Learn Agentic RL
A brief introduction to Agentic Reinforcement Learning. And some of my thoughts.
What is Agentic RL?
Agentic Reinforcement Learning (Agentic RL) refers to a paradigm in which LLMs, rather than being treated as static conditional generators optimized for single-turn output alignment or benchmark performance, are conceptualized as learnable policies embedded within sequential decision-making loops, where RL endows them with autonomous agentic capabilities, such as planning, reasoning, tool use, memory maintenance, and self-reflection, enabling the emergence of long-horizon cognitive and interactive behaviors in partially observable, dynamic environments. (https://arxiv.org/pdf/2509.02547)
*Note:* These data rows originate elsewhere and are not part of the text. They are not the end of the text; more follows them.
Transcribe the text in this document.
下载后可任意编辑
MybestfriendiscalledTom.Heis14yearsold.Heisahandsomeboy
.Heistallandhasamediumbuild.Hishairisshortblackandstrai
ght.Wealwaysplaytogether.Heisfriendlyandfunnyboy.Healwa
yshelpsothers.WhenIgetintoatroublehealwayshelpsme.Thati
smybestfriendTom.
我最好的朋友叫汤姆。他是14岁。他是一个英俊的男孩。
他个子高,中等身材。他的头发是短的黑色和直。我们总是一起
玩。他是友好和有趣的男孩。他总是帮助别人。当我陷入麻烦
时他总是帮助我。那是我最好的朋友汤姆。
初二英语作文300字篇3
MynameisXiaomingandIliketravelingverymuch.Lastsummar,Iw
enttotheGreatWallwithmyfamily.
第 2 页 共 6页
To summarize, it performs RL methods on LLMs to enhance its abilities in the following fields:
- multi-turn tasks (sequential decision-making loops)
- planning, reasoning
- tool use
- memory maintenance
- self-reflection
Agent
In the field of LLMs, An LLM agent is a software system centered on a language model that can perceive context, reason over objectives, select actions, interact with external tools or environments, and continue this loop until a task is completed or stopped by constraints.
In reinforcement learning, an agent is the decision-making entity that interacts with an environment. At each step, it observes the current state or observation, chooses an action, receives a reward, and updates its behavior to maximize long-term cumulative reward.
These are two different concepts, but share the same high-level intuition: an agent is an entity that perceives an environment, makes decisions, and acts toward some objective.
Typical Agent Practices
There are several frameworks for building LLM agents:
- LangGraph / LangChain — offers fine-grained control over the agentic loop, making it well-suited for custom multi-step workflows.
- smolagents — a lightweight option for writing simple coding agents, though it exposes fewer customization options.
- veRL — provides an interface for designing agents within an RL training context. See their agent loop tutorial for an example.
I’ve used LangGraph and smolagents for coursework, and veRL is particularly relevant here since it bridges the gap between agent design and RL training.